Бряцанье прекратилось. Лука поднял голову: «Такое возможно?»
Вряд ли. Но от постоянного звона у Феликса сильнее болела голова. Порадовавшись утихшему шуму, он направился к заросшей сорняками ферме. После нескольких дней отдыха и приёма антибиотиков шаги стали уверенней, чем раньше. Такого не было с самого… с самого Токио. Феликс как можно скорее проковылял мимо тучи мух во дворе и шланга, необходимого, чтобы выкачать топливо из бака ГАЗ-АА и прочистить карбюратор. (Парень забыл про него, слишком был занят своими мыслями. Ничего, вернётся позже).
Внутри дома оказалось хуже, чем представлял Феликс. Вид небывалого разгрома – проведённого с такой направленной, гестаповской жестокостью – добавил заряд безумия его поискам. В прихожей телефона не было, лишь сломанные ножки стола и стеклянные осколки, грозящие впиться в Феликса, если он посмеет упасть. Заходя на кухню, парень держался поближе к стене. Там тоже не нашлось телефона, зато был очередной выводок мух, сгнившие фрукты и вырванный с корнем ящик со столовыми приборами – раскиданное повсюду серебро.
Телефон Феликс отыскал в коридоре: пристроившийся на отдельной полке, нетронутый, подключённый. Он остановился и уставился на диск аппарата. В доме стояла ужасающая тишина, не позволяющая забыть, что штандартенфюрер СС ему не союзник. Даже не меньшее зло из возможных. Но он человек, занёсший подбитый металлом каблук над семьёй Феликса.

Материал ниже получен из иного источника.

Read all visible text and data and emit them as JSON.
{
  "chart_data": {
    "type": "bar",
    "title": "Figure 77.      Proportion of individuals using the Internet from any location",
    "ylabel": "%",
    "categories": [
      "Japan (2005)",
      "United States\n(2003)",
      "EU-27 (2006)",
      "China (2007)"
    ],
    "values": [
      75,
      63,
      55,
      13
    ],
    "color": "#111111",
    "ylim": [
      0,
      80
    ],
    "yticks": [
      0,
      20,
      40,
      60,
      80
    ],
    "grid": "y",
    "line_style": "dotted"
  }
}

Так что Феликс не чувствовал вины, поднимая трубку. Только бесконечный ужас. Его внутренности вновь пережили те пятнадцать секунд полёта до раскрытия парашюта: свободное падение, всё время, пока Феликс набирал номер Баша. Благословение, проклятие, ради Адель, ради любого оставшегося в живых Вольфа…
Соединение установилось автоматически, никаких сладкоголосых операторов. Ответивший говорил резко. Рублено.
– Да? Кто это?
– Извините. – Феликс понятия не имел, за что извиняется, и даже начал заикаться. – Мне… мне нужно поговорить со штандартенфюрером Башем. Он может взять трубку?
– Кто это? – Повторил голос на том конце провода.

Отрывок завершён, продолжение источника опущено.